Seit Adam, Eva und der verbotenen Frucht wissen wir, dass Vertrauen ein rares Gut ist. Wenn überhaupt, dann vertrauen wir nur unseren Allernächsten. Für alles andere wollen wir Garantien. Kein Einkauf auf Amazon ohne Rückgaberecht, kein Gebrauchtwagenkauf ohne TÜV, keine Wahl eines Volksvertreters ohne die Möglichkeit, ihn wieder abzuwählen. Wir haben gute Gründe, einander nicht bedingungslos zu vertrauen, denn opportunistisches Handeln kann sehr lohnenswert sein. Deshalb haben wir über Jahrtausende Institutionen erschaffen, die das Vertrauen teilweise ersetzen können. Institutionen, die uns Informationen über Vertragspartner und Handelsgüter verschaffen wie beispielsweise das Grundbuch oder Online-Vergleichsportale. Institutionen, die uns das Handeln vereinfachen, wie Kreditkarten. Und schließlich Institutionen, die dafür sorgen, dass wir nicht übers Ohr gehauen werden, wie Polizei und Gerichte. All das hat einen Preis und der heißt zusammengefasst: Transaktionskosten.
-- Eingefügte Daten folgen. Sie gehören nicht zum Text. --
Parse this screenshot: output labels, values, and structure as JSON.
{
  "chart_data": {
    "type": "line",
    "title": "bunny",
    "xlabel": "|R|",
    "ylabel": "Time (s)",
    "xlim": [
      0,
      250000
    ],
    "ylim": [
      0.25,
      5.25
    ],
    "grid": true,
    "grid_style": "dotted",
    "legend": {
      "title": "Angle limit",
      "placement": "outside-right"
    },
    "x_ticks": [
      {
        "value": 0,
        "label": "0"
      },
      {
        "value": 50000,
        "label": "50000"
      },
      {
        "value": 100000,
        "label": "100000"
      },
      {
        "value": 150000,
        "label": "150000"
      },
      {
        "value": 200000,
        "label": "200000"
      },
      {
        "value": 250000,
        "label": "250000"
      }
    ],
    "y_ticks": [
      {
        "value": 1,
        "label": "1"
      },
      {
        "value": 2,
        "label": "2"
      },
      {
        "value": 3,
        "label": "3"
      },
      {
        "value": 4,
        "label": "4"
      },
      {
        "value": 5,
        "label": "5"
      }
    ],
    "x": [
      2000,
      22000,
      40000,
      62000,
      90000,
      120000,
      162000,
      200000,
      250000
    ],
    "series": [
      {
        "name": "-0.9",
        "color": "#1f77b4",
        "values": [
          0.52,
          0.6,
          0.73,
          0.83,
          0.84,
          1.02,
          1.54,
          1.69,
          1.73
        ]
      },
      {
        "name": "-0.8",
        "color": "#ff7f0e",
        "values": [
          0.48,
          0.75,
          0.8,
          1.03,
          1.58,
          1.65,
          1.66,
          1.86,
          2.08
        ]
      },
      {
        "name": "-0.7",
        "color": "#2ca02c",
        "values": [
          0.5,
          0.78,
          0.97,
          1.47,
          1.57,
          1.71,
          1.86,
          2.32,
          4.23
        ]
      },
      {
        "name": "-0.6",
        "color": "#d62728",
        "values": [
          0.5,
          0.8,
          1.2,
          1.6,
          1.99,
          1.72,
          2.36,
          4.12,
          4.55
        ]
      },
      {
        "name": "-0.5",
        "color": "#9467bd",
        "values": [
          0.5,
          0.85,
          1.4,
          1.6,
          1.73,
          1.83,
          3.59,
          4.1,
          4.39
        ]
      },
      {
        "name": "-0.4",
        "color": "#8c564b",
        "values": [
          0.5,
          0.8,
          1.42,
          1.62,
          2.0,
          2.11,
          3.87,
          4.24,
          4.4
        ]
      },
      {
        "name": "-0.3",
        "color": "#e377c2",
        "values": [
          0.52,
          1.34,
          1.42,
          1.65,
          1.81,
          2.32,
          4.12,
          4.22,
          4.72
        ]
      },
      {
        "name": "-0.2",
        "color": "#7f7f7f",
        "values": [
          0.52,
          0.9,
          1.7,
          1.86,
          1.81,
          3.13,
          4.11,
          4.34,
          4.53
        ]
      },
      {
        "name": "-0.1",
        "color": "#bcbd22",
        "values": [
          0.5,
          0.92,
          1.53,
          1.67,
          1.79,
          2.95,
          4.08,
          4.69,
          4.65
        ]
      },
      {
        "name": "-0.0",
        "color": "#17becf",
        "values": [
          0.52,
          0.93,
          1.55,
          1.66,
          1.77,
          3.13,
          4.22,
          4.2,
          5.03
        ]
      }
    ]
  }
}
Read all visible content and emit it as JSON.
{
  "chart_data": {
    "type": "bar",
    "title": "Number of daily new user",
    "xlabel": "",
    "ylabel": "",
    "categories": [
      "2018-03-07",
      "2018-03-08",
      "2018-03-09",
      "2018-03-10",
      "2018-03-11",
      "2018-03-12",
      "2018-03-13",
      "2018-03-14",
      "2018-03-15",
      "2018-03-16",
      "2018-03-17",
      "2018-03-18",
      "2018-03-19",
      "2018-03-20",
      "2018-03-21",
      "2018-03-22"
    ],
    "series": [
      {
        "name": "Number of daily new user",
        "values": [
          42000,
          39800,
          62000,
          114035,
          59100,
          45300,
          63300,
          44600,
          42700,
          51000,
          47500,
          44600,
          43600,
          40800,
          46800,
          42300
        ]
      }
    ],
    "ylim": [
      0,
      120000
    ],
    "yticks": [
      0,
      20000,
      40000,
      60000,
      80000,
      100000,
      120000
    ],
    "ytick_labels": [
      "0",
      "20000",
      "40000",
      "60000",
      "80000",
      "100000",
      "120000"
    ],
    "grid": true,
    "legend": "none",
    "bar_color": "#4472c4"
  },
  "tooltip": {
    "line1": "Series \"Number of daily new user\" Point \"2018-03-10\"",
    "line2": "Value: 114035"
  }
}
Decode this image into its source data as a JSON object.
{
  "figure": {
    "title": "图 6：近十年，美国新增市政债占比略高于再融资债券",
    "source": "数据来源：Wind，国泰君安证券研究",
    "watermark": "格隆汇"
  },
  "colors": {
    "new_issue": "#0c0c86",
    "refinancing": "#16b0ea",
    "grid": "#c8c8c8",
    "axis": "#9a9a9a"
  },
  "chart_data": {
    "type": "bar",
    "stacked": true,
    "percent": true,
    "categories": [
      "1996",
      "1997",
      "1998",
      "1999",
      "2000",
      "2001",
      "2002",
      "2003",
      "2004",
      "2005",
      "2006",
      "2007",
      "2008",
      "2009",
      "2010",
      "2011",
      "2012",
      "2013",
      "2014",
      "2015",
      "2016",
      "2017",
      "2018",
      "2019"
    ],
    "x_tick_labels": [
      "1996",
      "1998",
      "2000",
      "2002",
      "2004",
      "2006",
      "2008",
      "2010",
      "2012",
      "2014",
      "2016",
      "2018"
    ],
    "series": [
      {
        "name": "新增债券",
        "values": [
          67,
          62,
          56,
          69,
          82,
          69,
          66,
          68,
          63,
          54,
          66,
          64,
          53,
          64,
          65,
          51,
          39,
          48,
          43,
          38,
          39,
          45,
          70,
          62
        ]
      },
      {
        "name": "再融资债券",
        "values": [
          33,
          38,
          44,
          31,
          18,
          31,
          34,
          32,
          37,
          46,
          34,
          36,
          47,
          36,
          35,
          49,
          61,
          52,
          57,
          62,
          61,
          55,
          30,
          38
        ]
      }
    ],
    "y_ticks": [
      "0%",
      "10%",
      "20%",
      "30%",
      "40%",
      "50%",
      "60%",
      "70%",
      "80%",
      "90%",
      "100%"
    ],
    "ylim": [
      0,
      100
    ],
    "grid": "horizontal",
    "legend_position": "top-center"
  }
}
Im Grunde kann man große Teile der Zivilisationsgeschichte darauf zurückführen, dass Menschen stets versucht haben, Transaktionskosten zu senken. Der Staat in seiner Urform und jenseits der Daseinsvorsorge ist eine Antwort auf die Transaktionskostenproblematik. Nicht immer effizient, geschweige denn flexibel, kann inklusives und verlässliches Staatshandeln nichtsdestotrotz Transaktionen vereinfachen und dadurch Wohlstand schaffen.  Verglichen mit dem Staat könnte die Blockchain-Technologie jedoch der ultimative Transaktionskostenkiller werden und der Menschheit einen beispiellosen Wohlstandsboost ermöglichen.

Warum?

Stellen Sie sich eine Welt vor, in der Verträge automatisch durchgesetzt werden. Weder Staatsgewalt noch jahrelange Gerichtsprozesse mit ungewissem Ausgang wären noch von Nöten. Wer sich im Web3 zu einem Vertrag verpflichtet, der kann sich der Erfüllung nicht entziehen. Und nicht nur das: Jeder Vertrag in der Blockchain ist für wirklich jeden anderen Teilnehmer einsehbar. Für immer. Das macht Korruption unmöglich und die Informationsgewinnung zur Sache eines Klicks. Auch Grenzen kennt die Blockchain nicht. In Sekundenschnelle können Menschen mit Internetzugang in Bangladesch mit anderen in Mexiko, Estland oder Peru handeln. Rund um die Uhr und für kleine Cent-Beträge.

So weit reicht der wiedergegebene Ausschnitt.